De inkomsten van de Duitstalige Gemeenschap bestaan hoofdzakelijk uit:

  • de federale dotatie: dit is een bij wet bepaald forfaitair bedrag dat de federale staat elk jaar aan de Gemeenschap overmaakt. De dotatie van de federale staat is aangepast aan:
    • de procentuele verandering van het indexcijfer van de consumptieprijzen,
    • de groei van het bruto nationaal product, en
    • de groei van het aantal studenten.
  • middelen die door het Waals Gewest ter beschikking worden gesteld in het kader van de overdracht van gewestelijke bevoegdheden;
  • eigen middelen, andere dan belastingen (rente op reserves, schenkingen, erfenissen, invorderingen, enz.);
  • eventuele leningen;
  • eventueel uit eigen middelen: in principe zou de Duitstalige Gemeenschap belastingen kunnen heffen. In de praktijk is dit recht echter beperkt tot materies die nog niet belastbaar zijn door een andere entiteit;
  • projectgerelateerde subsidies: De Duitstalige Gemeenschap kan subsidies ontvangen van andere instanties (bv. de Europese Unie voor Interreg-projecten) voor bepaalde projecten (bv. maatregelen voor het scheppen van werkgelegenheid, grensoverschrijdende toeristische infrastructuur);
  • ontvangsten die voor een bepaald doel ter beschikking zijn gesteld voor fondsen (variabele middelen).

De uitgaven

De uitgavenbegroting stelt het maximumbedrag van de uitgaven voor een begrotingsjaar vast. Dit plafond mag niet worden overschreden - voor een dergelijke overschrijding is een begrotingsaanpassing per decreet noodzakelijk.

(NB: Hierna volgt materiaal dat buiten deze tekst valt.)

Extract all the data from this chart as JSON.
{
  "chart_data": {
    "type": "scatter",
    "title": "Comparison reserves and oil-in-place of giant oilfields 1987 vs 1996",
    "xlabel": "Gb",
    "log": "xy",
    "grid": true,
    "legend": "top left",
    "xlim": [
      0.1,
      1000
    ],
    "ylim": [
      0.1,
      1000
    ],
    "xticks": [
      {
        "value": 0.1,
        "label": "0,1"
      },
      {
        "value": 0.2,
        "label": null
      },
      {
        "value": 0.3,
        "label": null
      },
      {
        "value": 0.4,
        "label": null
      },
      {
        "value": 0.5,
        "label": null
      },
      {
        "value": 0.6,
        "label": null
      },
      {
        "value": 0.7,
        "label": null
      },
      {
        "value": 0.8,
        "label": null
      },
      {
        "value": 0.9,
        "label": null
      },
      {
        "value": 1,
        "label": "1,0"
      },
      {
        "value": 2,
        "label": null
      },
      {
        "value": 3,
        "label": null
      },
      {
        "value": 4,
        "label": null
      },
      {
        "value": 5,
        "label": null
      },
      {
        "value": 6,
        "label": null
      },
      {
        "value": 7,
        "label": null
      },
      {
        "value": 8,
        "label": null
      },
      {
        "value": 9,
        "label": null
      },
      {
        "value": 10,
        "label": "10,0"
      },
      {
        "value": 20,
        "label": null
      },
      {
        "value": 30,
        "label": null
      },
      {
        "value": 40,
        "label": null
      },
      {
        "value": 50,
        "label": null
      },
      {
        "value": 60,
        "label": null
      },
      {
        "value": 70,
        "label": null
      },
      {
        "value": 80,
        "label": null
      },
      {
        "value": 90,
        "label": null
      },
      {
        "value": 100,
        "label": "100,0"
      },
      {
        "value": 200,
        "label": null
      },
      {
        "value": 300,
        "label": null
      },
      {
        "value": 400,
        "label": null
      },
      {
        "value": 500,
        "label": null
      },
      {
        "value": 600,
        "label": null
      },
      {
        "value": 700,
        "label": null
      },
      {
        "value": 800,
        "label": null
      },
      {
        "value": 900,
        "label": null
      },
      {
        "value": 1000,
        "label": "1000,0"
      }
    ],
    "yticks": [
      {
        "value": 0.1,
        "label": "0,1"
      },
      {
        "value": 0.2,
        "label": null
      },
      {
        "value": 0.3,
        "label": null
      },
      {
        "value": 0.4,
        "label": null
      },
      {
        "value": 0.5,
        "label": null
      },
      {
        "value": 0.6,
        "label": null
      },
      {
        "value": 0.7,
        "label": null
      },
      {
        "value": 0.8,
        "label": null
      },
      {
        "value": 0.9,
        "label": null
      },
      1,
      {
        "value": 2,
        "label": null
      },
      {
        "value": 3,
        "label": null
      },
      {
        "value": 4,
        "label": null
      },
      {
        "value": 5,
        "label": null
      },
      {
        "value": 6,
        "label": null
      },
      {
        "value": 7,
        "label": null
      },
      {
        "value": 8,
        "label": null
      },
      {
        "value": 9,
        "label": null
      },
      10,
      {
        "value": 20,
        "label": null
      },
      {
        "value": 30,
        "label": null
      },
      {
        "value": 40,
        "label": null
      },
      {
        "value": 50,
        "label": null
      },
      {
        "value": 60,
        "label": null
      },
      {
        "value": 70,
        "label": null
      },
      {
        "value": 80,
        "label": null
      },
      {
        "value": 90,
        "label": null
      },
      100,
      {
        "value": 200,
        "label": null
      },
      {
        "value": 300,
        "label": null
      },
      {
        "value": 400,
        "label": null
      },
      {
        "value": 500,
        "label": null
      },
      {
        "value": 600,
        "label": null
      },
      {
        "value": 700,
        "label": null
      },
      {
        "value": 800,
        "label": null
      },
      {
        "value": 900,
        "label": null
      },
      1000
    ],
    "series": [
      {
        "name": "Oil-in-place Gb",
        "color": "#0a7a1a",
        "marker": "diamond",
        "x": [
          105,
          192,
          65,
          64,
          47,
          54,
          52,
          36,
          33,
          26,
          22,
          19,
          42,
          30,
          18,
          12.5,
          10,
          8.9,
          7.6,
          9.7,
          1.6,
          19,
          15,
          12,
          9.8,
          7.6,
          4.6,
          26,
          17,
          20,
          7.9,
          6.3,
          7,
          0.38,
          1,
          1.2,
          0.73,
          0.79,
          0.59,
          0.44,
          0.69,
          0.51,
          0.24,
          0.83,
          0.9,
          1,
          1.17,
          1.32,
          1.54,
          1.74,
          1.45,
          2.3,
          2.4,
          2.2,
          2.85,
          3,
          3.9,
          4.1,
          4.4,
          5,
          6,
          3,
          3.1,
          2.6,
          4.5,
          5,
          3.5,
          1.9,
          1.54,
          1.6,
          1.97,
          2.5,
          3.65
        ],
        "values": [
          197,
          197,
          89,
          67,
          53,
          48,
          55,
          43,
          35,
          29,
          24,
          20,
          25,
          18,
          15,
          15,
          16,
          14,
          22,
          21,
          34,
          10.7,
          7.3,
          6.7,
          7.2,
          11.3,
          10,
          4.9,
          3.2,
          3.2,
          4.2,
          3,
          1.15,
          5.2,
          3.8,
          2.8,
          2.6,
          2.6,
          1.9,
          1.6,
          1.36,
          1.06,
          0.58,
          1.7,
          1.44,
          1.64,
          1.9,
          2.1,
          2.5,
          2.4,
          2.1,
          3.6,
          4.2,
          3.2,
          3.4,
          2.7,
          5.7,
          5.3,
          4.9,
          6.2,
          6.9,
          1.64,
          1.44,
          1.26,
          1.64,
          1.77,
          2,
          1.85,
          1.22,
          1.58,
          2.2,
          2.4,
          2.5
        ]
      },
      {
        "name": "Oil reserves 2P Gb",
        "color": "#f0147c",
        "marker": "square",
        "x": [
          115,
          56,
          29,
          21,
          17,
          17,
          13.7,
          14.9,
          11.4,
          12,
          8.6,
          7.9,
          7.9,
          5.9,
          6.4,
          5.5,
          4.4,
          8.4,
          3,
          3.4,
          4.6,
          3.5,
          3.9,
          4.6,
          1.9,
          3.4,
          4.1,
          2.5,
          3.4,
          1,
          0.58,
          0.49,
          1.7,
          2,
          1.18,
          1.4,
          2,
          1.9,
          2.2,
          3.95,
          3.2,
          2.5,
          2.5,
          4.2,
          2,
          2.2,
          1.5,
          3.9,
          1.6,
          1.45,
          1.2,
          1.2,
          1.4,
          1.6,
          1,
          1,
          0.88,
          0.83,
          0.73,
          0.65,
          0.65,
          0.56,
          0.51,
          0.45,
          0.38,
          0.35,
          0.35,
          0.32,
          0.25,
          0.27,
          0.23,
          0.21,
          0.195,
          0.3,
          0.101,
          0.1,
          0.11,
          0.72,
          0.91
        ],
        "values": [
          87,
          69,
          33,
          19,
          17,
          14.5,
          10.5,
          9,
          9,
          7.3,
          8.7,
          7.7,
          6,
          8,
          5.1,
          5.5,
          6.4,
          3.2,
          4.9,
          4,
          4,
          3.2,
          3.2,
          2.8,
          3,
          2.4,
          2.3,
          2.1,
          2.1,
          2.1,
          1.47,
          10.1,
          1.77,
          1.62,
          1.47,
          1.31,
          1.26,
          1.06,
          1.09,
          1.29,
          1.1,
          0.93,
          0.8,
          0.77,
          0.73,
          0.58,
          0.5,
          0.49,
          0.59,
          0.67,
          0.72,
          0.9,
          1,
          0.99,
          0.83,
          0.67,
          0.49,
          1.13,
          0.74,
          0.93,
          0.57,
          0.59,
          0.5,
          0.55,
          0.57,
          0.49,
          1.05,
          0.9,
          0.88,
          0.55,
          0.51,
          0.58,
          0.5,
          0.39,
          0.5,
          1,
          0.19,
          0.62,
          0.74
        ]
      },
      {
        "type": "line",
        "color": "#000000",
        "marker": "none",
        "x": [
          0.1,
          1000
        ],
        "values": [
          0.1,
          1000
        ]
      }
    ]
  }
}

Het budget van de Duitstalige Gemeenschap is verdeeld in zeven grote organisatiegebieden:

  • OB 01: Parlement van de Duitstalige Gemeenschap
  • OB 10: Regering van de Duitstalige Gemeenschapy
  • OB 20: Ministerie van de Duitstalige Gemeenschap
  • OB 30: Onderwijs, werkgelegenheid en opleiding
  • OB 40: Jongeren-, volks- en volwasseneneducatie, cultuur, sport, toerisme
  • OB 50: Gezondheid en sociale zaken
  • OB 70: Infrastructuur

Het infrastructuurplan, dat voortdurend door de regering wordt bijgewerkt, omvat alle lopende infrastructuurprojecten van het begrotingsjaar waarvoor een aanvraag is ingediend en die de regering reeds heeft toegezegd. Concreet gaat het om projecten waarvoor in de lopende uitgavenbegroting reeds een vastleggingskrediet is voorzien.

De zogenaamde variabele kredieten zijn bestemd voor uitgaven die via de begrotingsmiddelen worden verrekend. Deze leningen kunnen betrekking hebben op zowel lopende uitgaven als investeringsuitgaven.

In tegenstelling tot de gesplitste kredieten zijn de variabele kredieten niet beperkt. De reden hiervoor is dat, in tegenstelling tot de algemene ontvangsten, de aan het einde van een begrotingsjaar beschikbare middelen kunnen worden overgedragen naar het volgende jaar. De geschatte variabele kredieten voor een begrotingsjaar evolueren dus in lijn met de daadwerkelijk geboekte toegewezen ontvangsten.